Une année faste et un trou noir, voilà comment on pourrait résumer laconiquement l’année 2020 de Primoz Roglic. Douze victoires sur une année écourtée de plusieurs mois, seul Arnaud Démare a fait mieux (14). Pourtant, et c’est malheureux, c’est son principal échec qui viendra pour beaucoup en premier dans les têtes : son "jour sans" sur la Planche des Belles Filles, synonyme d’adieu à un Tour de France qui lui tendait les bras.

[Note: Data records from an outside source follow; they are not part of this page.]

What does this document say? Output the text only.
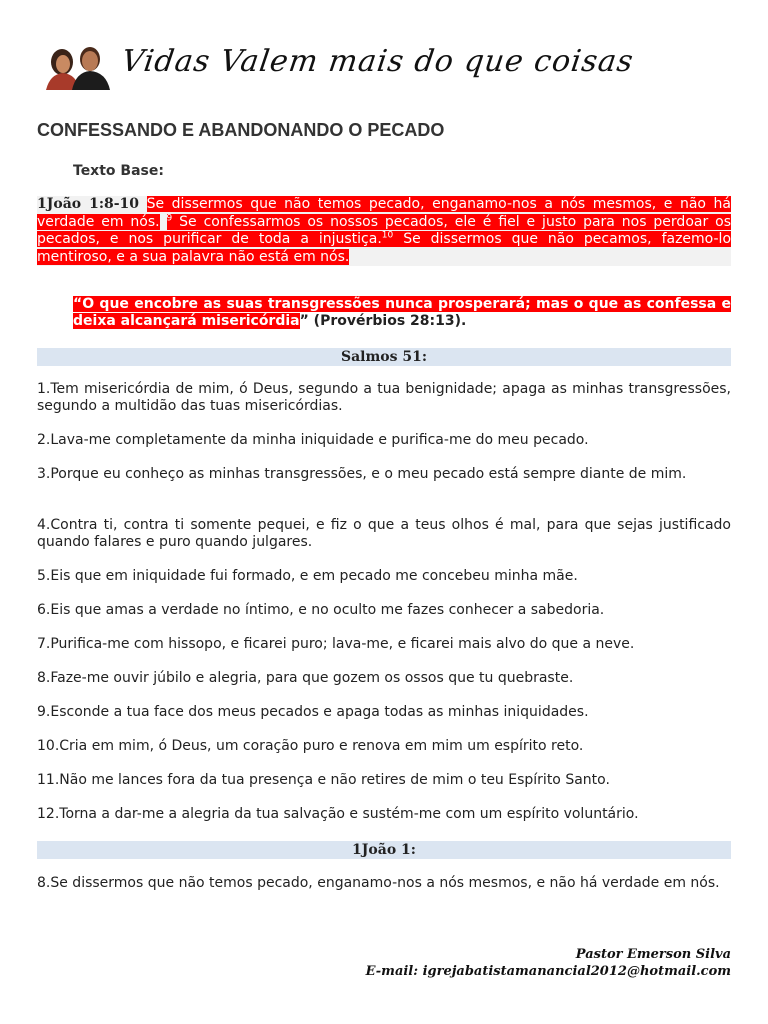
Vidas Valem mais do que coisas
CONFESSANDO E ABANDONANDO O PECADO
Texto Base:
1João 1:8-10 Se dissermos que não temos pecado, enganamo-nos a nós mesmos, e não há verdade em nós. $^9$ Se confessarmos os nossos pecados, ele é fiel e justo para nos perdoar os pecados, e nos purificar de toda a injustiça.$^{10}$ Se dissermos que não pecamos, fazemo-lo mentiroso, e a sua palavra não está em nós.
“O que encobre as suas transgressões nunca prosperará; mas o que as confessa e deixa alcançará misericórdia” (Provérbios 28:13).
Salmos 51:
1.Tem misericórdia de mim, ó Deus, segundo a tua benignidade; apaga as minhas transgressões, segundo a multidão das tuas misericórdias.
2.Lava-me completamente da minha iniquidade e purifica-me do meu pecado.
3.Porque eu conheço as minhas transgressões, e o meu pecado está sempre diante de mim.
4.Contra ti, contra ti somente pequei, e fiz o que a teus olhos é mal, para que sejas justificado quando falares e puro quando julgares.
5.Eis que em iniquidade fui formado, e em pecado me concebeu minha mãe.
6.Eis que amas a verdade no íntimo, e no oculto me fazes conhecer a sabedoria.
7.Purifica-me com hissopo, e ficarei puro; lava-me, e ficarei mais alvo do que a neve.
8.Faze-me ouvir júbilo e alegria, para que gozem os ossos que tu quebraste.
9.Esconde a tua face dos meus pecados e apaga todas as minhas iniquidades.
10.Cria em mim, ó Deus, um coração puro e renova em mim um espírito reto.
11.Não me lances fora da tua presença e não retires de mim o teu Espírito Santo.
12.Torna a dar-me a alegria da tua salvação e sustém-me com um espírito voluntário.
1João 1:
8.Se dissermos que não temos pecado, enganamo-nos a nós mesmos, e não há verdade em nós.
Pastor Emerson Silva
E-mail: igrejabatistamanancial2012@hotmail.com
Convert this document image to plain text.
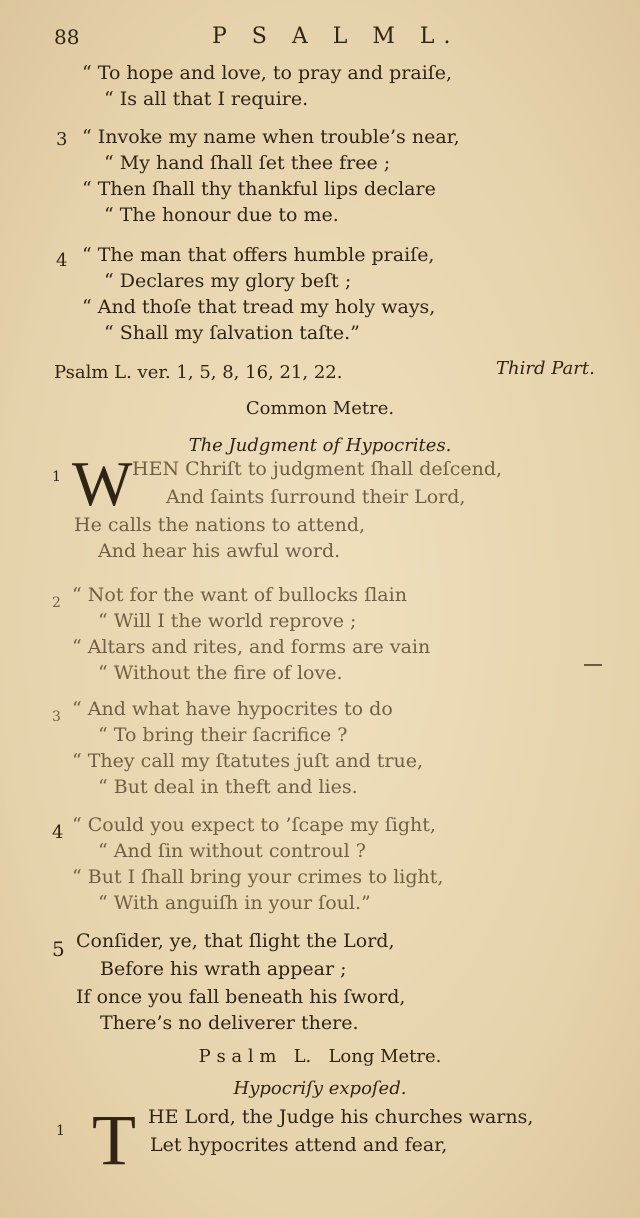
88	P S A L M L.
“ To hope and love, to pray and praiſe,
“ Is all that I require.
3 “ Invoke my name when trouble’s near,
“ My hand ſhall ſet thee free ;
“ Then ſhall thy thankful lips declare
“ The honour due to me.
4 “ The man that offers humble praiſe,
“ Declares my glory beſt ;
“ And thoſe that tread my holy ways,
“ Shall my ſalvation taſte.”
Psalm L. ver. 1, 5, 8, 16, 21, 22.	Third Part.
Common Metre.
The Judgment of Hypocrites.
1 W HEN Chriſt to judgment ſhall deſcend,
And ſaints ſurround their Lord,
He calls the nations to attend,
And hear his awful word.
2 “ Not for the want of bullocks ſlain
“ Will I the world reprove ;
“ Altars and rites, and forms are vain
“ Without the fire of love.
3 “ And what have hypocrites to do
“ To bring their ſacrifice ?
“ They call my ſtatutes juſt and true,
“ But deal in theft and lies.
4 “ Could you expect to ’ſcape my ſight,
“ And ſin without controul ?
“ But I ſhall bring your crimes to light,
“ With anguiſh in your ſoul.”
5 Conſider, ye, that ſlight the Lord,
Before his wrath appear ;
If once you fall beneath his ſword,
There’s no deliverer there.
P s a l m   L.   Long Metre.
Hypocriſy expoſed.
1 T HE Lord, the Judge his churches warns,
Let hypocrites attend and fear,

C’est tout le paradoxe de Roglic, capable de flancher au moment le plus inattendu, et de rester placide au bord du gouffre. 

Bousculé comme rarement par Richard Carapaz sur cette Vuelta, le Slovène n’a jamais semblé s’affoler. Il était moins fort que l’Equatorien dans les cimes, mais il en a pris acte : il a construit sa victoire grâce au chrono et aux bonifications. Et lorsque le spectre du Tour de France s’est réveillé samedi, lors de l’avant-dernière étape où Carapaz est un instant revenu à une dizaine de secondes, Roglic ne s’est pas affolé. "La situation n'était pas tout le temps sous contrôle, mais il faut rester calme et faire ce qu'on a à faire", analysait-il à l'arrivée. Il a trouvé un soutien de circonstance, et a assuré sa victoire finale en contrôle. Son poing serré mais pas rageur à l’arrivée exprimait d’ailleurs plus une sérénité qu’un soulagement. "Il est toujours relax", confirmait son coéquipier Sepp Kuss avant le départ de la dernière étape.

Le cauchemar du Tour déjà oublié

Sans vraiment d’émotion ni de coup d’éclat sur le bitume, Roglic brille par son fair-play et son autosatisfaction. Là où beaucoup auraient ruminé toute leur carrière un tel échec en septembre, Roglic l’a immédiatement dédramatisé. "Ma deuxième place sur le Tour de France, j'ai dû l'accepter, avancer, mais c'était déjà une belle réussite", dévoilait-il il y a quelques jours. Il congratule toujours ses adversaires, dans la victoire comme dans la défaite, et n'oublie jamais ses coéquipiers, encore si précieux en Espagne. Ce qui est pris pour de l'arrogance chez certains est pris pour de l'humilité et de la discrétion chez les autres.

C’est cette impression paradoxale que donne Roglic, que tout glisse sur lui, les victoires comme les défaites. Certains y verront un manque de charisme, d’autres une force mentale inédite, lui qui s'est frayé en quelques années un chemin jusqu'au sommet du cyclisme mondial. "Je ne sais pas si je suis le meilleur coureur, j’étais simplement le meilleur sur cette Vuelta. Il me reste encore des challenges à relever, il y a des choses que je n’ai pas encore gagnées", expliquait-il dimanche à l’arrivée, interrogé sur son statut de meilleur coureur de Grand Tour. Savourer une nouvelle grande victoire, mais vite passer à autre chose.